Abstract

Adenosine 5'-diphosphate is a key endogenous cell-signaling molecule that can activate P2 purinergic receptor family members. ADP-P2Y signaling is reported to be associated with inflammation, but its function in T cell differentiation and autoimmune diseases pathogenesis is unclear. In this study, we found that the P2Y₁₂ receptor was upregulated in the peripheral immune tissues of experimental autoimmune encephalomyelitis (EAE) mice. Deficiency of P2Y₁₂ led to a reduced peak severity and cumulative disease score in EAE mice, followed by a dramatic reduction of leukocyte infiltration and less extensive demyelination. The percentage of Th17, one of the main pathogenic T cells in EAE, was sharply decreased in P2Y₁₂ knockout mice, accompanied by decreased IL-17A production and a low mRNA level of Th17-related genes. In vitro culture assay further verified that P2Y₁₂ directly regulated Th17 differentiation. More interestingly, clopidogrel and ticagrelor, two P2Y₁₂-specific antagonists, effectively alleviated the disease severity of EAE and inhibited Th17 differentiation both in vivo and in vitro.
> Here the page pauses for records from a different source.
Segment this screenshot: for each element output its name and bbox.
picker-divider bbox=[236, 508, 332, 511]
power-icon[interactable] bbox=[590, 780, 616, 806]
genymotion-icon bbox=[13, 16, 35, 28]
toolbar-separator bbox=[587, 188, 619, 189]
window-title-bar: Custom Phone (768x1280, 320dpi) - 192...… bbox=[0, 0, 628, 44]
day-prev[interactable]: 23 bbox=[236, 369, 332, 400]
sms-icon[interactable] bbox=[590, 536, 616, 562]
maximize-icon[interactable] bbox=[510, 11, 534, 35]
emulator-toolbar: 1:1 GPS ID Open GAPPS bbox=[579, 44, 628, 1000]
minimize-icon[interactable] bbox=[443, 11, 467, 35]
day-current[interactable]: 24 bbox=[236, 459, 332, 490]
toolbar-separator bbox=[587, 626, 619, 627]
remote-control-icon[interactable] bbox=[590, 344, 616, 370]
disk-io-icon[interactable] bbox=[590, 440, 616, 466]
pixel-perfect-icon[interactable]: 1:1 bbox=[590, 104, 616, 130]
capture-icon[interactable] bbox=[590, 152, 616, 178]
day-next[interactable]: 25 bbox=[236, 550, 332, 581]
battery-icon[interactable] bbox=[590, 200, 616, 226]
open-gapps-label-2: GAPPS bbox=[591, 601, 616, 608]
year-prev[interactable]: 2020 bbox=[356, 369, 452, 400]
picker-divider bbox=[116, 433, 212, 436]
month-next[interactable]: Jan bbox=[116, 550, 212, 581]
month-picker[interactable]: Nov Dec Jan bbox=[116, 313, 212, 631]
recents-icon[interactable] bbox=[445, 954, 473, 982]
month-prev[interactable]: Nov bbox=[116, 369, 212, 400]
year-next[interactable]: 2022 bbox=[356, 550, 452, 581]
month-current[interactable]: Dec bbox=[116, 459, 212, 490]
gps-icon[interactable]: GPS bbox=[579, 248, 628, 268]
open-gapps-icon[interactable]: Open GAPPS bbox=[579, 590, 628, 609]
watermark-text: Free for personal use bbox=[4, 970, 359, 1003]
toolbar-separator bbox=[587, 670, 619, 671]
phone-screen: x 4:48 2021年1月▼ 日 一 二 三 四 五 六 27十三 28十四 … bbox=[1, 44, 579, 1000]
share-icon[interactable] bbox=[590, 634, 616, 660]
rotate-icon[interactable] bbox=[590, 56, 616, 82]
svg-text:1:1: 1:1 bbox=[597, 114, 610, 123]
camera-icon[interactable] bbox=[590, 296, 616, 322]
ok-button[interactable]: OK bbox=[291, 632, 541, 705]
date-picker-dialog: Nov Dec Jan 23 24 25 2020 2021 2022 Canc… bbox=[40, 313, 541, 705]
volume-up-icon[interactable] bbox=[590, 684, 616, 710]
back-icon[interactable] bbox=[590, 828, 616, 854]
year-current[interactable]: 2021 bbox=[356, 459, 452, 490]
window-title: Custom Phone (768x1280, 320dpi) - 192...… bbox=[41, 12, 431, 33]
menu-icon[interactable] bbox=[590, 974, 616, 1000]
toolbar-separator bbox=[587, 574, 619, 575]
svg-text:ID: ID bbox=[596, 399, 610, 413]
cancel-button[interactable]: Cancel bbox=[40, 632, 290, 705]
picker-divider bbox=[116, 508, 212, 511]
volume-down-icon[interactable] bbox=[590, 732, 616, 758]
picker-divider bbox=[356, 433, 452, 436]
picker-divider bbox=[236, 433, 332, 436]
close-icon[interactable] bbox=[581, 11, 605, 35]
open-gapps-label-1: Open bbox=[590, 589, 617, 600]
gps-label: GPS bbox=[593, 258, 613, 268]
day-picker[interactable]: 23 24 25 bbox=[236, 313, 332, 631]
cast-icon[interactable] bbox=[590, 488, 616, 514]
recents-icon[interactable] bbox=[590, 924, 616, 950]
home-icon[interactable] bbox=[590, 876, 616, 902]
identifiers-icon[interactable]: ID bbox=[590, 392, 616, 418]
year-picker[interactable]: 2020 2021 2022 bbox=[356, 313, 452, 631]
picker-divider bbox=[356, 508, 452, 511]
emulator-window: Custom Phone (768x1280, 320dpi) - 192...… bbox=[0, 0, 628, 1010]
Further study demonstrated that blocking the P2Y₁₂ receptor also ameliorated the symptoms of 2,4,6-trinitrobenzenesulfonic acid-induced colitis and multiple low-dose streptozocin-induced type 1 diabetes. Our findings not only revealed the critical role of P2Y₁₂ in Th17 differentiation and EAE pathogenesis, but also suggested the promising potential of P2Y₁₂ antagonists in the treatment of autoimmune diseases.